Monday, August 06, 2007
Ode to the Tahitian Machine
My trainer on the mish hailed from the exotic land of French Polynesia, only people could never remember where she was from and usually thought she said "Haiti" instead of "Tahiti." I've been thinking about her this week as she got hitched last Friday, turned the big 26 on Saturday, and is a measly 4700 miles away from here. Her wish: to marry a fellow Tahitian with a strong testimony who doesn't stress and speaks English. And it just came true! Wowza!
A few tidbits about my Tahitian:
1. In French, "salad" is said almost exactly the same as in English but with an emphasis on the "lad." She was scared she'd say it weird, so everytime someone said "Would you like salad or applesauce?" she'd say applesauce even though she hates it.
2. She enjoyed saying RESTORE-ation and thought it made more sense than REST-oration, since the gospel was, after all, REstored.
3. People often (I am not making this up) asked her if she lived in a tree.
4. She mixed up the difference between "would" and "will" and just thinks they are both future, so often said cute things like "I would go get that later..." and it killed me.
5. She has the longest hair I have ever seen on any human being.
6. She has an incredible powerhouse testimony and is one of the most gentle, peaceful souls around (must be the island living...)
6. She is one of my all-time favorite people on earth.
As an ode to the Tahitian Wonder, I therefore include a pseudo-poem I wrote on the mission about our six hilarious weeks together. Heart you, Sinj.

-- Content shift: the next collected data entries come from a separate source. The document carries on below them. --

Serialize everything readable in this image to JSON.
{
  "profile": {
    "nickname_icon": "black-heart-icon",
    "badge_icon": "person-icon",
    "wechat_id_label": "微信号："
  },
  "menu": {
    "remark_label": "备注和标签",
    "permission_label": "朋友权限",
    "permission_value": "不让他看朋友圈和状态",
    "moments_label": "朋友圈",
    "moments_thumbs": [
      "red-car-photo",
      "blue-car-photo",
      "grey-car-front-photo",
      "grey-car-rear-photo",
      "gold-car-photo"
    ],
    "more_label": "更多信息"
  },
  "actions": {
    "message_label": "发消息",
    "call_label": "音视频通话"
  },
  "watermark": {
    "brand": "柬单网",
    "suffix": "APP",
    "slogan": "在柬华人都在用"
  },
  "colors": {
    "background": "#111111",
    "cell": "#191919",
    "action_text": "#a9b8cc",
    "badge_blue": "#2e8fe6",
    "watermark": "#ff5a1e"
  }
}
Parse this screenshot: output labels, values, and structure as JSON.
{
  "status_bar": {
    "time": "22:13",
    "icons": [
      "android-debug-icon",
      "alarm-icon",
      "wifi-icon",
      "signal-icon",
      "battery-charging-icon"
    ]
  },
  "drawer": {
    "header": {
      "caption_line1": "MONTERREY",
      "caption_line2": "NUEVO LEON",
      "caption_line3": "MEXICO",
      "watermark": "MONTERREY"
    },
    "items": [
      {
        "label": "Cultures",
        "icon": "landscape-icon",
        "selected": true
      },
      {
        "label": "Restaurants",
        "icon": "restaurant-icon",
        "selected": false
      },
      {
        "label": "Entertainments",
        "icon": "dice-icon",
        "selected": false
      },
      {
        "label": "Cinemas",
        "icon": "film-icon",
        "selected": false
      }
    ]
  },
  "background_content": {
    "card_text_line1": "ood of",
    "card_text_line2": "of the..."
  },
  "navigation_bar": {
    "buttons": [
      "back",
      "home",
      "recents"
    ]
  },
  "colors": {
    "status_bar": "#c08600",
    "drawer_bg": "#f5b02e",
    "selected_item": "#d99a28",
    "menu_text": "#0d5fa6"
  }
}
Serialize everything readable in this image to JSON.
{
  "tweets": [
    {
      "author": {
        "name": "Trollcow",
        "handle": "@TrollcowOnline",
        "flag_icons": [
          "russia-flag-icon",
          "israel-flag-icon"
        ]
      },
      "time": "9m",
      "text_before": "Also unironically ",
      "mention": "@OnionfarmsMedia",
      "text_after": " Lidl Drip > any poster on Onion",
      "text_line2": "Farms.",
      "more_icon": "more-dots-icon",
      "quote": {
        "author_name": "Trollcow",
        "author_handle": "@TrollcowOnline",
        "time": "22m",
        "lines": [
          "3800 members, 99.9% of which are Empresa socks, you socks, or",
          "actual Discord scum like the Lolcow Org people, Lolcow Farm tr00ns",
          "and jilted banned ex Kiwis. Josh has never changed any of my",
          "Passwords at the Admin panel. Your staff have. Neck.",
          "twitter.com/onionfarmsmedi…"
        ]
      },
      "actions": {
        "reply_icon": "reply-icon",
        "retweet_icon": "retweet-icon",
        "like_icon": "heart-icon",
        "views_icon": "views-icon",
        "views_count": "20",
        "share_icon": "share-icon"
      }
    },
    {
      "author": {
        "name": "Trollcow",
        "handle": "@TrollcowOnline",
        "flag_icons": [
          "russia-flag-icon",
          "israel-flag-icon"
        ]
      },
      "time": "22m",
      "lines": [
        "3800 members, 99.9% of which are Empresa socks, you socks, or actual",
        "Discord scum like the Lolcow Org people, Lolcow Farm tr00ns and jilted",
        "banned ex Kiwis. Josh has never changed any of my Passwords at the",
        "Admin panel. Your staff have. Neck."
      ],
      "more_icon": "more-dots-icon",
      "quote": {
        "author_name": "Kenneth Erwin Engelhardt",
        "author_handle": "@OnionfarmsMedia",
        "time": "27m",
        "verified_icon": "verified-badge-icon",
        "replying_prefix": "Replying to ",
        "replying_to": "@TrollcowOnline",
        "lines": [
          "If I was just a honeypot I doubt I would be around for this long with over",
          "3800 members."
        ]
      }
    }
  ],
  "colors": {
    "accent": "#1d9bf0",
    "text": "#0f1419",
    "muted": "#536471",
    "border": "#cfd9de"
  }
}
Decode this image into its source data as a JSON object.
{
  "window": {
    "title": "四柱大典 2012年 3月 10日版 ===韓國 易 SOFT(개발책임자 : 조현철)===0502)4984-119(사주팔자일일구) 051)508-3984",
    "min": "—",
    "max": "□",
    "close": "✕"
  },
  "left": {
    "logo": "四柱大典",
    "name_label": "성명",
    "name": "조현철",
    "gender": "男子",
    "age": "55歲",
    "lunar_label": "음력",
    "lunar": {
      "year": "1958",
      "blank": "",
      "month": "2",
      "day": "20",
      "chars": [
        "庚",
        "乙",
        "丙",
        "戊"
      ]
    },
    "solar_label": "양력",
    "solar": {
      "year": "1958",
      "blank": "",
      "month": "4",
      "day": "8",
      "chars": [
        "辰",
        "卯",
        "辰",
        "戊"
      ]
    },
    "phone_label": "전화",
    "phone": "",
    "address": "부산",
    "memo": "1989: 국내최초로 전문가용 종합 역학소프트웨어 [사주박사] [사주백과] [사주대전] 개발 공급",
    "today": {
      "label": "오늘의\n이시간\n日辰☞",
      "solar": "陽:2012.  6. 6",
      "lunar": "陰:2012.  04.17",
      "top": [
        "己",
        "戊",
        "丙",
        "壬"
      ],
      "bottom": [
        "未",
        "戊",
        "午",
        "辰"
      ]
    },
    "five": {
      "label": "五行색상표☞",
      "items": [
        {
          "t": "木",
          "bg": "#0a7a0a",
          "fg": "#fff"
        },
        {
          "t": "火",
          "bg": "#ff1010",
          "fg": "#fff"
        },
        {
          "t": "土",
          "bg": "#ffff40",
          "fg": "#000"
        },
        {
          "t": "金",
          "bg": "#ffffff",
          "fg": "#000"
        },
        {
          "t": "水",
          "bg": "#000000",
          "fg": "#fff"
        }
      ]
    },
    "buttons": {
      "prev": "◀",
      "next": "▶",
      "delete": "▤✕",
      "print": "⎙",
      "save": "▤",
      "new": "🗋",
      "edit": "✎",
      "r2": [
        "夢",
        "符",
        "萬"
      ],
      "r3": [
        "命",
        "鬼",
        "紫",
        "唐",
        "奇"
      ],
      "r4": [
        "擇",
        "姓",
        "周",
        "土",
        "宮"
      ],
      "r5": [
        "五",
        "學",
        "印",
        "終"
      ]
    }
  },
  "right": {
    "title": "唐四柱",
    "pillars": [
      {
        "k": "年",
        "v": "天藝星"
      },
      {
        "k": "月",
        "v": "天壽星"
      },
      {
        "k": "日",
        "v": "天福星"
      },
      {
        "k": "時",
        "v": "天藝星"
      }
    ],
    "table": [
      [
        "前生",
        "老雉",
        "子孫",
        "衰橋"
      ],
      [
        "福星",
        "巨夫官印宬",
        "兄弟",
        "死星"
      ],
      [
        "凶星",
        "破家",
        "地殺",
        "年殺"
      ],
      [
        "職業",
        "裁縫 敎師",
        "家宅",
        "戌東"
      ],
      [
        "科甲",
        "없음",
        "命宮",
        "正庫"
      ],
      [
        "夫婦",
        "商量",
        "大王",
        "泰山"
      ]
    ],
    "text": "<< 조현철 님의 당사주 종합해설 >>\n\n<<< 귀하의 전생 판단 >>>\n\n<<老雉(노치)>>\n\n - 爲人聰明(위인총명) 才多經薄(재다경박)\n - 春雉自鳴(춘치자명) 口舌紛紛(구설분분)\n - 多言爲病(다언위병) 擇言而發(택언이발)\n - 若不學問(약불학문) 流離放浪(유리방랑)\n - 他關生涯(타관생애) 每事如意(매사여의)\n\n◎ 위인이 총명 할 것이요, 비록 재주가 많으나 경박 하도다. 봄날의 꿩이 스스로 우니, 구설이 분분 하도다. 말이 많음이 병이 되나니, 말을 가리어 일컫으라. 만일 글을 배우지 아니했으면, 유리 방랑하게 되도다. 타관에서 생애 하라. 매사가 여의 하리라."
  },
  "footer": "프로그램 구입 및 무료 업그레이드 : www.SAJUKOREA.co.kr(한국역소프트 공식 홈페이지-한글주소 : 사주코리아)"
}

In Tahiti, We Don’t Stress
So we can crack each other up – you practice your English and I’ll practice my French and since you like the way it sounds when we say, “I’m in trouble” and “salad” you’ll say it over and over again, and when you figure out the word for traffic light you’ll say it all day.
And when the man shoveling his driveway stopped to talk to us and my hat was red and yours was black and we couldn’t feel our toes and after 20 minutes of talking and praying my brains out he said no thank you and I wanted to cry and you put your hand on my shoulder and said his heart was closed so we raced up the next abnormally steep driveway, me first since my boots were bigger so I could be like a snowplow.
That might’ve been when we met Nate who was in a Christian rock band and said he had a heart for Jesus and that the doctor told him he was 20 pounds underweight and he explained his sideburns to us and we talked about his dog named Oreo, an island called Raiatea and a man named Moroni he didn’t believe in but we wanted him to. His brother pretended he wasn’t listening but we knew he was and one day he’ll knock doors too I bet.
And balding Becky said she could never get baptized because her ear hurts when it gets wet and also she wanted to know how we could live on the sun because wouldn’t it be really hot, and she lived kind of by this family whose house I could never find in the dark and they knew about Mormons from a radio show. Pete the dad had a dream when his own dad died that actually boosted his faith for when the dog (that was bigger than their kids) died too. We laughed when they showed us their wedding pictures and even explained the refreshments there and for the first time I felt God’s love for someone else and you smiled and we brought them hot chocolate.
Which is understandable since we had tons, given to us by the same people who gave us matching pajamas, frozen meatloaf and many pep talks when it was cold and later we played dodgeball with Pat who is probably still waiting for an answer and if I hit him it meant he had to read which happened rarely but at least he went to seminary and we think he understood priesthood.
Or when that Indian family repeated our prayer and we ate no joke the best meal of our lives with a couple that had a cartoon hanging up of when they eloped and we watched the Avery kids beg their parents to please just try this church once so they could see what it was like – and all that snow!
You loved the snow and hated the cold but hey who doesn’t, so we ate one more cheeseburger and tried (unsuccessfully) one more random recipe, then I put on two skirts and three sweaters and you wrapped multiple scarves around your face and some angry man took our picture and we prayed for warmth and rang the doorbell.